Y yo no tendría más remedio que acudir a un "¿te acuerdas del INCI?" como treta para obtener esa mirada cómplice y desactivar el dilema misticismo - racionalidad y dejar paso a esa mirada suave que me reconforta.

Regalo y rito es regalito

dilluns, de març 02, 2015

Cincuenta. Sin cuenta. Para mi viene siendo lo mismo, si quisiera forzar el argumento podría decir zinc uenta. No sé a que horas llegué aquí.

Cincuenta, sin celebración. No hay nada que celebrar porque nunca me propuse llegar hasta aquí y porque siento que hay muy poco mérito, muchísimo estropicio y poco resultado. Buche y pluma como dice la canción.

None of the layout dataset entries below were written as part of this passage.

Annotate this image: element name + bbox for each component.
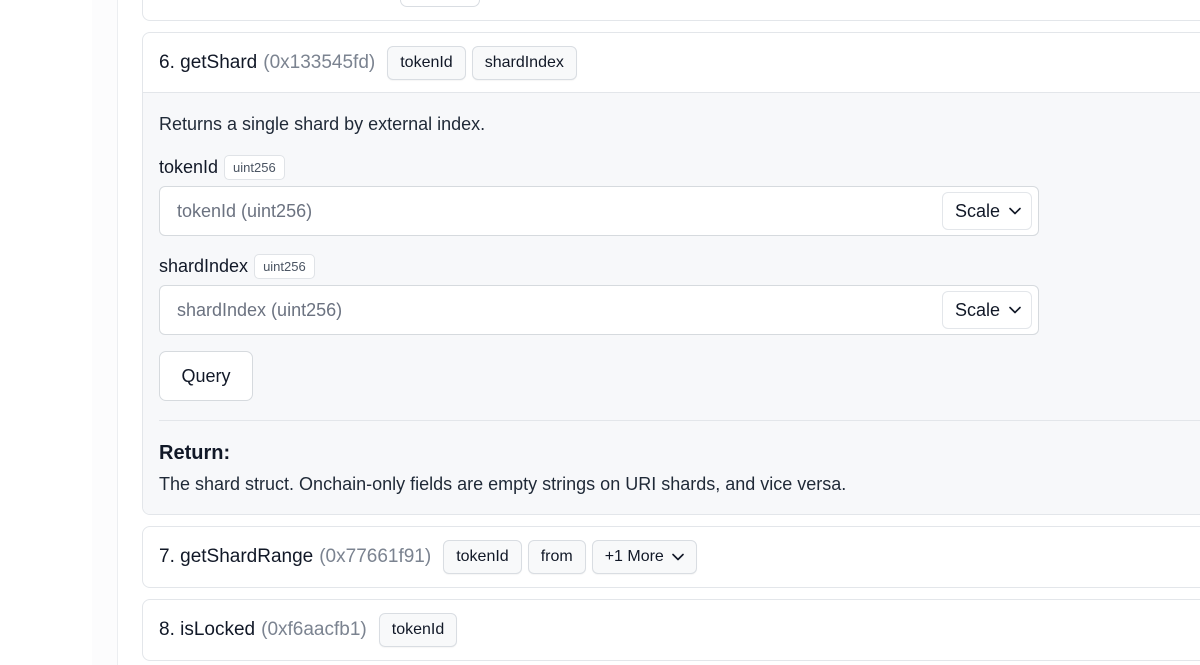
scale-dropdown[interactable]: Scale <box>942 291 1032 329</box>
query-button[interactable]: Query <box>159 351 253 401</box>
scale-label: Scale <box>955 200 1001 221</box>
function-body: Returns a single shard by external index… <box>143 93 1200 514</box>
param-chip-tokenId[interactable]: tokenId <box>378 613 458 647</box>
function-card-getShard: 6. getShard (0x133545fd) tokenId shardIn… <box>142 32 1200 515</box>
tokenId-input-wrapper: Scale <box>159 186 1039 236</box>
param-label-row: tokenId uint256 <box>159 154 1200 180</box>
scale-dropdown[interactable]: Scale <box>942 192 1032 230</box>
param-label-tokenId: tokenId <box>159 156 219 177</box>
param-chips: tokenId <box>373 613 458 647</box>
divider <box>159 420 1200 421</box>
function-header[interactable]: 6. getShard (0x133545fd) tokenId shardIn… <box>143 33 1200 93</box>
function-card-getShardRange: 7. getShardRange (0x77661f91) tokenId fr… <box>142 526 1200 588</box>
function-header[interactable]: 8. isLocked (0xf6aacfb1) tokenId <box>143 600 1200 660</box>
return-description: The shard struct. Onchain-only fields ar… <box>159 474 847 494</box>
chip-partial[interactable] <box>400 0 480 7</box>
function-header[interactable]: 7. getShardRange (0x77661f91) tokenId fr… <box>143 527 1200 587</box>
param-chip-shardIndex[interactable]: shardIndex <box>471 45 577 80</box>
function-selector: (0x77661f91) <box>319 546 432 567</box>
shardIndex-input[interactable] <box>177 299 877 321</box>
param-chips: tokenId from +1 More <box>437 540 697 574</box>
function-title: 6. getShard <box>159 51 258 73</box>
function-selector: (0x133545fd) <box>263 51 376 73</box>
scale-label: Scale <box>955 299 1001 320</box>
type-badge: uint256 <box>224 154 285 180</box>
more-params-button[interactable]: +1 More <box>591 540 697 574</box>
param-chip-from[interactable]: from <box>527 540 586 574</box>
return-title: Return: <box>159 442 231 464</box>
param-label-shardIndex: shardIndex <box>159 255 249 276</box>
sidebar <box>0 0 118 665</box>
function-title: 7. getShardRange <box>159 546 314 567</box>
function-title: 8. isLocked <box>159 619 256 640</box>
function-description: Returns a single shard by external index… <box>159 114 486 134</box>
tokenId-input[interactable] <box>177 200 877 222</box>
function-card-isLocked: 8. isLocked (0xf6aacfb1) tokenId <box>142 599 1200 661</box>
param-chip-tokenId[interactable]: tokenId <box>443 540 522 574</box>
chevron-down-icon <box>672 550 684 564</box>
function-card-previous <box>142 0 1200 21</box>
param-chip-tokenId[interactable]: tokenId <box>387 45 466 80</box>
more-label: +1 More <box>604 548 664 565</box>
param-label-row: shardIndex uint256 <box>159 253 1200 279</box>
chevron-down-icon <box>1009 303 1021 317</box>
type-badge: uint256 <box>254 253 315 279</box>
param-chips: tokenId shardIndex <box>381 45 577 80</box>
function-selector: (0xf6aacfb1) <box>261 619 367 640</box>
shardIndex-input-wrapper: Scale <box>159 285 1039 335</box>
chevron-down-icon <box>1009 204 1021 218</box>
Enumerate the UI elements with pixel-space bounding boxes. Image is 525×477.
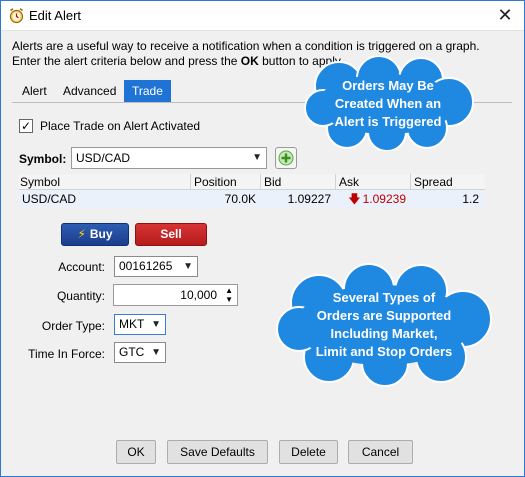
chevron-down-icon: ▼ xyxy=(183,261,193,272)
chevron-down-icon: ▼ xyxy=(151,347,161,358)
callout-bubble-order-types: Several Types of Orders are Supported In… xyxy=(273,263,495,387)
close-button[interactable]: ✕ xyxy=(492,4,518,26)
add-symbol-button[interactable] xyxy=(275,147,297,169)
callout-text-orders: Orders May Be Created When an Alert is T… xyxy=(334,77,442,129)
quantity-stepper[interactable]: 10,000 ▲ ▼ xyxy=(113,284,238,306)
cell-position: 70.0K xyxy=(224,192,256,206)
chevron-down-icon: ▼ xyxy=(151,319,161,330)
symbol-value: USD/CAD xyxy=(76,151,131,165)
edit-alert-window: Edit Alert ✕ Alerts are a useful way to … xyxy=(0,0,525,477)
table-row[interactable]: USD/CAD 70.0K 1.09227 🡇 1.09239 1.2 xyxy=(19,190,485,208)
intro-line-1: Alerts are a useful way to receive a not… xyxy=(12,39,480,53)
spinner-arrows-icon[interactable]: ▲ ▼ xyxy=(225,286,233,304)
tab-trade[interactable]: Trade xyxy=(124,80,171,102)
symbol-label: Symbol: xyxy=(19,152,67,166)
close-icon: ✕ xyxy=(497,5,513,25)
order-type-select[interactable]: MKT ▼ xyxy=(114,314,166,335)
grid-header: Symbol Position Bid Ask Spread xyxy=(19,174,485,190)
header-ask[interactable]: Ask xyxy=(335,174,410,190)
time-in-force-label: Time In Force: xyxy=(28,347,105,361)
tab-alert[interactable]: Alert xyxy=(16,80,53,102)
time-in-force-select[interactable]: GTC ▼ xyxy=(114,342,166,363)
down-arrow-icon: 🡇 xyxy=(348,192,361,206)
save-defaults-button[interactable]: Save Defaults xyxy=(167,440,268,464)
lightning-icon: ⚡ xyxy=(77,227,86,241)
header-position[interactable]: Position xyxy=(190,174,260,190)
order-type-value: MKT xyxy=(119,317,145,331)
symbol-grid: Symbol Position Bid Ask Spread USD/CAD 7… xyxy=(19,174,485,208)
place-trade-checkbox[interactable]: ✓ xyxy=(19,119,33,133)
ok-button[interactable]: OK xyxy=(116,440,156,464)
cell-spread: 1.2 xyxy=(462,192,479,206)
place-trade-label: Place Trade on Alert Activated xyxy=(40,119,201,133)
delete-button[interactable]: Delete xyxy=(279,440,338,464)
header-spread[interactable]: Spread xyxy=(410,174,485,190)
sell-button[interactable]: Sell xyxy=(135,223,207,246)
account-label: Account: xyxy=(58,260,105,274)
buy-button[interactable]: ⚡ Buy xyxy=(61,223,129,246)
tab-advanced[interactable]: Advanced xyxy=(57,80,122,102)
cell-ask: 🡇 1.09239 xyxy=(348,192,406,206)
cancel-button[interactable]: Cancel xyxy=(348,440,413,464)
symbol-select[interactable]: USD/CAD ▼ xyxy=(71,147,267,169)
chevron-down-icon: ▼ xyxy=(252,152,262,163)
quantity-value: 10,000 xyxy=(180,288,217,302)
callout-text-order-types: Several Types of Orders are Supported In… xyxy=(315,290,453,359)
title-bar: Edit Alert ✕ xyxy=(1,1,524,31)
callout-bubble-orders: Orders May Be Created When an Alert is T… xyxy=(299,56,477,151)
window-title: Edit Alert xyxy=(29,8,82,23)
time-in-force-value: GTC xyxy=(119,345,145,359)
order-type-label: Order Type: xyxy=(41,319,105,333)
quantity-label: Quantity: xyxy=(56,289,105,303)
cell-symbol: USD/CAD xyxy=(22,192,77,206)
alarm-clock-icon xyxy=(9,8,24,24)
account-value: 00161265 xyxy=(119,259,173,273)
plus-icon xyxy=(278,150,294,166)
cell-bid: 1.09227 xyxy=(287,192,331,206)
header-symbol[interactable]: Symbol xyxy=(19,174,190,190)
account-select[interactable]: 00161265 ▼ xyxy=(114,256,198,277)
header-bid[interactable]: Bid xyxy=(260,174,335,190)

Cincuenta, sin regalos. Los regalos no se piden, ni se sugieren ni se mendigan, si se hace así no pasa de ser un burdo compromiso social. Y a esta provecta edad cuentan más los ritos y los mitos.

El regalo es un fetiche, y sí yo soy fetichista, pero en forma alguna es un objeto. Los regalos son tiempo concentrado: El que dedica, quien lo ofrece, en pensar cómo provocar la sorpresa, la sonrisa y la ilusión de quien lo recibe. Y el tiempo que perdura ese símbolo en la memoria de los dos.

Conservo objetos que, inútiles en su función, son puro símbolo, emoción, imagen viva de un tiempo que se resiste en mi interior a ser solo un recuerdo, porque el recuerdo es memoria marchita.

No hay nada como regalar tiempo, tiempo para para pensar, para planificar, para vivir y para hacer memorable el volverlos a vivir. Sobre todo ese tiempo es un recurso cada vez más escaso.

Cincuenta, sin mirar atrás, porque no hay tiempo, y solo quiero tiempo, incluso de aquel que solo se refleja en símbolos, eso sí que sería un gran regalo.